A commando unit from the US Navy’s Seal Team Six launched an amphibious raid on a Somali town, but failed to confirm a capture or kill of their Al Shabab target, suspected to be linked to Nairobi’s Westgate mall terror attack.
The operation could have opposite its intended result of discouraging further attacks. Analysts warn that even earlier successful targeted strikes against Al Shabab, a Somalia-based Islamist militant group, failed to curb the group's capacity to carry out international terror attacks, and that failed missions could in fact bolster its support and recruitment.
The predawn raid Saturday came unstuck when the US troops were faced with heavier-than-expected return fire, and pulled out to avoid civilian casualties, two security sources said. No Americans were injured.
Although the target was not named and officially described only as “high-value,” US officials suggested the raid was “prompted by Westgate”.
Saturday’s mission took place in Baraawe, an Al Shabab stronghold 110 miles south of Mogadishu, where US Special Forces carried out a daytime raid in 2009 to kill Saleh Ali Saleh Nabhan, wanted in connection with earlier terrorist strikes in East Africa.
In Saturday's raid, the commandos came ashore in speedboats and immediately focused their assault on a beachside villa where it is understood that the target had been staying, the Associated Press reported.
However a dozen Al Shabab fighters returned fire and threw grenades, a source in Mogadishu says, and the Seals’ commanders made the call to pull out to avoid civilian casualties. Helicopter gunships launched from military vessels offshore arrived to provide cover for the retreating troops, according to reports from eyewitnesses.
The target building was known as a safe house for foreign fighters who had traveled to Somalia to fight with Al Shabab. Ahmed Godane, also known as Mukhtar Abu al-Zubayr and the leader of the group’s hardline faction that claimed responsibility for the Nairobi shopping center attack, had stayed there before but it was not clear how recently.
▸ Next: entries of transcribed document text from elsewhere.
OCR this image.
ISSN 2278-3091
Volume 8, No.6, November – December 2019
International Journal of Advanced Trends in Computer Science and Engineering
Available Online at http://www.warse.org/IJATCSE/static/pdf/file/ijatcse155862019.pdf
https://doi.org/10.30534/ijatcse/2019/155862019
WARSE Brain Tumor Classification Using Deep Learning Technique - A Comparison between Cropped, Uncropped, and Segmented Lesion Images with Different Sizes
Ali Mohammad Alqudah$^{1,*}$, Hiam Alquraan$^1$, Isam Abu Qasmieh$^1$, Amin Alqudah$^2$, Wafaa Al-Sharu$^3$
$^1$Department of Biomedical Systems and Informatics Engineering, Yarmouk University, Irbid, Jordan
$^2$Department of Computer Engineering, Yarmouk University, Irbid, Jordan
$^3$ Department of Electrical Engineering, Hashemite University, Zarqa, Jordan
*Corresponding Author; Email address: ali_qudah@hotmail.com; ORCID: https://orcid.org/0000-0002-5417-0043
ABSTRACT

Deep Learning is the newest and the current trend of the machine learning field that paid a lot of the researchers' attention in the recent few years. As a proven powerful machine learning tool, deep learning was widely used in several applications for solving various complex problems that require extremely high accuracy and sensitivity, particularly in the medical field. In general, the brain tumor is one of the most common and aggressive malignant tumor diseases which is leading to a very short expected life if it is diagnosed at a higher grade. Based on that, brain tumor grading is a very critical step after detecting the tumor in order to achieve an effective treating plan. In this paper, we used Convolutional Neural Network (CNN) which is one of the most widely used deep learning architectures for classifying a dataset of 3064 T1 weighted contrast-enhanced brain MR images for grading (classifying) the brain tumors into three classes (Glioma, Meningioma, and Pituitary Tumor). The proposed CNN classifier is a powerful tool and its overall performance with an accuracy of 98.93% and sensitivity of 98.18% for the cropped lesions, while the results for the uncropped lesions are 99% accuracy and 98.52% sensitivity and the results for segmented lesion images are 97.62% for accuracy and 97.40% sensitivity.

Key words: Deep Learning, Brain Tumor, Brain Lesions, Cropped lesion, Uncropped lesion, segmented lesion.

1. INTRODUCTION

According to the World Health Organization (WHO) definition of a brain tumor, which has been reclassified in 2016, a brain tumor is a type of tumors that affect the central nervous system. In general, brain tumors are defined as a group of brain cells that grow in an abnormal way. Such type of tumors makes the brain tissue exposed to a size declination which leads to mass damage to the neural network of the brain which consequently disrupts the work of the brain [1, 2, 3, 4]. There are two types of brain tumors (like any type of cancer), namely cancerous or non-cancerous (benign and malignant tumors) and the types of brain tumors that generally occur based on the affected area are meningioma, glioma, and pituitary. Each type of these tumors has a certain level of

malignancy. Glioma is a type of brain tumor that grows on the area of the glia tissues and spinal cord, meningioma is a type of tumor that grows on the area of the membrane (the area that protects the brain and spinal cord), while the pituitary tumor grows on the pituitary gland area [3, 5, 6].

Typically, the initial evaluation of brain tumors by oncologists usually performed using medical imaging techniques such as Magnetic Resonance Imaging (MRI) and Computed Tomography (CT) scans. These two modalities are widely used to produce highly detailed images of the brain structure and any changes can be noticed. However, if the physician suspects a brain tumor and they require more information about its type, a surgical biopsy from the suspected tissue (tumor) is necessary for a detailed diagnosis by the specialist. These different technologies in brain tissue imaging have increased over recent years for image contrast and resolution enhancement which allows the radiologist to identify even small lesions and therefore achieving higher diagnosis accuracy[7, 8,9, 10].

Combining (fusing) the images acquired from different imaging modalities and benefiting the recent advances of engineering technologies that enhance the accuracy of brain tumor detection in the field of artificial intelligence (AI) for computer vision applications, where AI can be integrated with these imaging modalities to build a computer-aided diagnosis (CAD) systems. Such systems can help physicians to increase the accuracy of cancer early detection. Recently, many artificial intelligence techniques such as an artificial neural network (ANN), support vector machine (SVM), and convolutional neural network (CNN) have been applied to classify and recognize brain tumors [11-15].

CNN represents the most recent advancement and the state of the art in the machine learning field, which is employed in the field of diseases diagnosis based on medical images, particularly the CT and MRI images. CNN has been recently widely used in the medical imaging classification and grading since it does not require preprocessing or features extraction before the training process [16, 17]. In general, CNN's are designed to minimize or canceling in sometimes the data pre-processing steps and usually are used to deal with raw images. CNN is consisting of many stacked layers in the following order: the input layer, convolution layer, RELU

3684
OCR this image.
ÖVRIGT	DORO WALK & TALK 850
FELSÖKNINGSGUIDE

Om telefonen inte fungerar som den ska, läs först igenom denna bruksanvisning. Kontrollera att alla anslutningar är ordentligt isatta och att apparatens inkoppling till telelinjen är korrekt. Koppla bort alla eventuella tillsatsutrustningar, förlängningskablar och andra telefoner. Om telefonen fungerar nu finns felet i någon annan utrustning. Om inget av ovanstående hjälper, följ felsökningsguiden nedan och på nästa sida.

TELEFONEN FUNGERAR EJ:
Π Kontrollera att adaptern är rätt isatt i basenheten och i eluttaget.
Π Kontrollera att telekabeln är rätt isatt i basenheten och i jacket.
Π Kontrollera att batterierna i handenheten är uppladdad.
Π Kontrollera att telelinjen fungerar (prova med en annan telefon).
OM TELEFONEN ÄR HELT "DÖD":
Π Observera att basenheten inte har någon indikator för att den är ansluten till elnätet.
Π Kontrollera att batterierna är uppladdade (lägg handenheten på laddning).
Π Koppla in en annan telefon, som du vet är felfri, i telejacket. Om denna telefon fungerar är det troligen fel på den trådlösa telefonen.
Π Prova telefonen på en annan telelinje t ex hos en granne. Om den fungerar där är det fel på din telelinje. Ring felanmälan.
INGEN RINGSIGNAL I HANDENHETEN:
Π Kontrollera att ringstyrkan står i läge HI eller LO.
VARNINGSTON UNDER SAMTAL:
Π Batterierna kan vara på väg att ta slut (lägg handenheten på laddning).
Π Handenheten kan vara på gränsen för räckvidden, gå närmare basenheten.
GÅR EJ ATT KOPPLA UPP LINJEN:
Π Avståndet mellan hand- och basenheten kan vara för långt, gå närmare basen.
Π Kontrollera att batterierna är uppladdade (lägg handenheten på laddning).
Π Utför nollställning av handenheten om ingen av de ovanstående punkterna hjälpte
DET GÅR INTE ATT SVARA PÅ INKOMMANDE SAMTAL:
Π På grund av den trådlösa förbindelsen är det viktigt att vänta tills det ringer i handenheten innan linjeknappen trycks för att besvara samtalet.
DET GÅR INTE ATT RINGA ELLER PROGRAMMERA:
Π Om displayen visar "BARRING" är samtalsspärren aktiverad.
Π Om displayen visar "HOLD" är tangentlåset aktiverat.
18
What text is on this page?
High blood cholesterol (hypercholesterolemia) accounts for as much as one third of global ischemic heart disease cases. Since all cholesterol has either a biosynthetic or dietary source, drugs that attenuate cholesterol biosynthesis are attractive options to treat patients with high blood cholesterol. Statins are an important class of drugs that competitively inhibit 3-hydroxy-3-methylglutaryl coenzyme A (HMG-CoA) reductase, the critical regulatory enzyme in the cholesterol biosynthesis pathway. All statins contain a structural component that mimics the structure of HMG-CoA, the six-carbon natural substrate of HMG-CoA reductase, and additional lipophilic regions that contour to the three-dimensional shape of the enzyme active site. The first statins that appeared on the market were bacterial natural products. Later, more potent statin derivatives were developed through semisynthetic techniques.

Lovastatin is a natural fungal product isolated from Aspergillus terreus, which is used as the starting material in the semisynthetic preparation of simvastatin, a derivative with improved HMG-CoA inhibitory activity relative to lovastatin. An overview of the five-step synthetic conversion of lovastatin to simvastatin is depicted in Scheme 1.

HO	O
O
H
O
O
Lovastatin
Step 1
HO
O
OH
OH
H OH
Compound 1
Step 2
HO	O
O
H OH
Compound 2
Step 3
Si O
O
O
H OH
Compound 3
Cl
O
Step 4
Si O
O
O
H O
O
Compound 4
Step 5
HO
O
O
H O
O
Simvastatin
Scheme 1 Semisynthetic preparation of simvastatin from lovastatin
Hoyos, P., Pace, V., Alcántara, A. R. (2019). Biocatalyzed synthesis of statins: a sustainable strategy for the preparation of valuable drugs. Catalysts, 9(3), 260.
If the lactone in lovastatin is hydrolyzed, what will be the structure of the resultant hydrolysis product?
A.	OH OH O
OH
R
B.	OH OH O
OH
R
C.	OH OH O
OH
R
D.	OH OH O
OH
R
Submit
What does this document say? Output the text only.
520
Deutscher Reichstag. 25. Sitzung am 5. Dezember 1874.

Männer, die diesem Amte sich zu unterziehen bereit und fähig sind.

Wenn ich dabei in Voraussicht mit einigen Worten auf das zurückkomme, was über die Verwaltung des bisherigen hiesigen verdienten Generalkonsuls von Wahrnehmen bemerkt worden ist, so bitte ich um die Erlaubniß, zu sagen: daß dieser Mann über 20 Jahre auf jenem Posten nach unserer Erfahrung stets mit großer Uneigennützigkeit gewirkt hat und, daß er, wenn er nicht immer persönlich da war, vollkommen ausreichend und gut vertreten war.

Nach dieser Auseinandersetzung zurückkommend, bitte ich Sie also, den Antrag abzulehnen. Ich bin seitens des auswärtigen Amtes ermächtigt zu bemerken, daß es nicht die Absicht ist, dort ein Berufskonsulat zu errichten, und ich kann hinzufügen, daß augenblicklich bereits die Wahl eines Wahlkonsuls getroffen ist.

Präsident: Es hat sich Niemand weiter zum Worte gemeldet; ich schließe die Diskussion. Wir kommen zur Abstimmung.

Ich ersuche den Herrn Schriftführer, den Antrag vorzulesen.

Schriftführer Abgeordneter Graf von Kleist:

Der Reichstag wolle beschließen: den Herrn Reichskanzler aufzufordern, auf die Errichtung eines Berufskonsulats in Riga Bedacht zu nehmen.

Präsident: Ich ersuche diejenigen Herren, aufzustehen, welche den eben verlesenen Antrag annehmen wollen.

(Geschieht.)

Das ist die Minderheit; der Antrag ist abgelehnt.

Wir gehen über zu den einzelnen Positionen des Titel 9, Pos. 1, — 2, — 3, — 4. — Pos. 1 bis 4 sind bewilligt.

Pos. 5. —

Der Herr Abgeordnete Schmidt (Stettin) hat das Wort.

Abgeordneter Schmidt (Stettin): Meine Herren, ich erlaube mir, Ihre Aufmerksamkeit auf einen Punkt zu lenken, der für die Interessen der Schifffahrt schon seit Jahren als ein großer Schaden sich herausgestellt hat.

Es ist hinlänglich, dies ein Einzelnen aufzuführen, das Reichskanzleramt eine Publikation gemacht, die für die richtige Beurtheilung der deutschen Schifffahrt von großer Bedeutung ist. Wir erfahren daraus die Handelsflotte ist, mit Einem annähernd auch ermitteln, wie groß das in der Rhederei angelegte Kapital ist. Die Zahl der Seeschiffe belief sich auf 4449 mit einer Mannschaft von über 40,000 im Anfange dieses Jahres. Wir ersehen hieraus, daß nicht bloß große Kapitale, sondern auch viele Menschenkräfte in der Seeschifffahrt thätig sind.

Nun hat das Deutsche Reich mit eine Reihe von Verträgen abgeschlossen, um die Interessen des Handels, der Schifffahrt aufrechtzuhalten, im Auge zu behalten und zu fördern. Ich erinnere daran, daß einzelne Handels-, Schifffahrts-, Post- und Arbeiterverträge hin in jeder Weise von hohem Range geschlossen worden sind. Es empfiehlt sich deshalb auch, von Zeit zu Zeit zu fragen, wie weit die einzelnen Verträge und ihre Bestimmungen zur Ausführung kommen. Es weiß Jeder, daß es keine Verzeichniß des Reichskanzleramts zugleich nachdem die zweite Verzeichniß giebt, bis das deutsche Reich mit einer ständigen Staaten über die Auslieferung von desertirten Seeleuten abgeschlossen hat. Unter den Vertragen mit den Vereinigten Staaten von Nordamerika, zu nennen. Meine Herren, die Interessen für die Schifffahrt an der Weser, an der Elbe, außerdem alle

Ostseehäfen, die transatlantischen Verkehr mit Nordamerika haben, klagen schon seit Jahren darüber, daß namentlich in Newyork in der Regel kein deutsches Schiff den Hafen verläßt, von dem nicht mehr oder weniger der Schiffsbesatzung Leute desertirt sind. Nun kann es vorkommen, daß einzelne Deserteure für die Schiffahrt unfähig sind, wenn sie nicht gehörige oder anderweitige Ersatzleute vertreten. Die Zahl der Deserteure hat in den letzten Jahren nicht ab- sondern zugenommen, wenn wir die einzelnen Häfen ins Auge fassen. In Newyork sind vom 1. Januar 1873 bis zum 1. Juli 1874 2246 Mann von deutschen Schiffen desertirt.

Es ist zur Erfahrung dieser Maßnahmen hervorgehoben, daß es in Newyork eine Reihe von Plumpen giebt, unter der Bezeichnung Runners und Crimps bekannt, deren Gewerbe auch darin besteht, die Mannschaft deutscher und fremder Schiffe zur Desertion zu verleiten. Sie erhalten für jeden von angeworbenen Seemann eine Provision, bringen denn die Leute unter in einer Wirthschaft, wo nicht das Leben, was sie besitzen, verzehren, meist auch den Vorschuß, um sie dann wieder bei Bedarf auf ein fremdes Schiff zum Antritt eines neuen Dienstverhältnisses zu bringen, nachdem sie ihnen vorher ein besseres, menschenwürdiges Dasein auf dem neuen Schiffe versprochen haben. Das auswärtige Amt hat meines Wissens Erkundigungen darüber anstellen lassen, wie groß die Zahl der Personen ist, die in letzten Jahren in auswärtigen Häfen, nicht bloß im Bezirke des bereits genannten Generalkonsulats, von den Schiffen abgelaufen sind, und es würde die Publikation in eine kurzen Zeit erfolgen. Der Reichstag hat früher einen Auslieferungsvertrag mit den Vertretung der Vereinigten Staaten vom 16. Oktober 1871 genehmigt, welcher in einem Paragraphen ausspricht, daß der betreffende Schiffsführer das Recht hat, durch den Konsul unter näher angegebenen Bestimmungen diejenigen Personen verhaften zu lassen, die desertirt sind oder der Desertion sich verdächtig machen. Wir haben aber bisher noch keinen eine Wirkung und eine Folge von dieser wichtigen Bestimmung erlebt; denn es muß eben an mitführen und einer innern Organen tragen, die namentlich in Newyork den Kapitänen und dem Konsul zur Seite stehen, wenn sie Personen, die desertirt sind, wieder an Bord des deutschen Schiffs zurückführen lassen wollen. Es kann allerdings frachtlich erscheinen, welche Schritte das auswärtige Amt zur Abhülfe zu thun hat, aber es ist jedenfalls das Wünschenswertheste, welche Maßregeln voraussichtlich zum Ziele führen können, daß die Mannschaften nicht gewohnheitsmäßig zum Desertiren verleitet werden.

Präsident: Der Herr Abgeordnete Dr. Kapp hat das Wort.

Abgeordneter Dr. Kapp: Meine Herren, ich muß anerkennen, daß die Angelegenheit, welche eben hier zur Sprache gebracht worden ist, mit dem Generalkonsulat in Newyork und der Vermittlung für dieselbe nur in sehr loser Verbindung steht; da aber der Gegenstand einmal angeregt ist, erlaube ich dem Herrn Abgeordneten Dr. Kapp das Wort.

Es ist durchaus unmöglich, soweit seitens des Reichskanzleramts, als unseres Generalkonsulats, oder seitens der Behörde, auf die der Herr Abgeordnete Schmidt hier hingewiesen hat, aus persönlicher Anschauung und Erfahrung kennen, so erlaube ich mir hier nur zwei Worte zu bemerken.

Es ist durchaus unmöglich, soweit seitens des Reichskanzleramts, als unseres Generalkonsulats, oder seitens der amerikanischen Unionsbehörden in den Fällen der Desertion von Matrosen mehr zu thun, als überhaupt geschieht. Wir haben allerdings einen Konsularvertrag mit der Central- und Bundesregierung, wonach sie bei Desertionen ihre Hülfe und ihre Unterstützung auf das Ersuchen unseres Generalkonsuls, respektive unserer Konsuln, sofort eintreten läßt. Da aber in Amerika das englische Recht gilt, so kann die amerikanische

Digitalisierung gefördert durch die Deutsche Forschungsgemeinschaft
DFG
Several Somali news sites claimed that Godane was in a nearby house but escaped, although these reports could not immediately be verified.
The US Rewards for Justice program offers a $7 million reward for information about his whereabouts. US officials in Nairobi who spoke to the Monitor, and government spokesmen in Washington, refused to confirm or deny that Godane was the raid’s target. An Al Shabab spokesman did not return emails for comment Sunday.
Several senior Al Shabab or Al Qaeda commanders have been killed in targeted strikes inside Somalia in recent years, including Mr. Nabhan.
Fazul Mohammed, Al Qaeda’s leader in East Africa who was accused of masterminding the bombings of US embassies in Kenya and Tanzania, died at a Mogadishu roadblock in 2011.
“There is an obvious reason to take these guys out, but it’s been done and still you get Shabab being capable of arranging, or helping to arrange, Westgate,” says one Western security source in Nairobi who spoke anonymously because of their employer’s restrictions on speaking to the press.
“Shabab is constantly shifting. There are leaders on the ground, then guys who are kind of advisors, guys with experience of bomb-making and guerrilla tactics," he says. “If you kill one, there’s another to take over. Godane, if he was the target, would have been a big kill, but the increasingly hardline of his faction in Shabab would bounce back.”
The way that the Westgate attack took days to resolve, coupled with the failure of the US team Saturday to capture their target, would allow Al Shabab to “boast of its power” and attract new recruits, the source adds.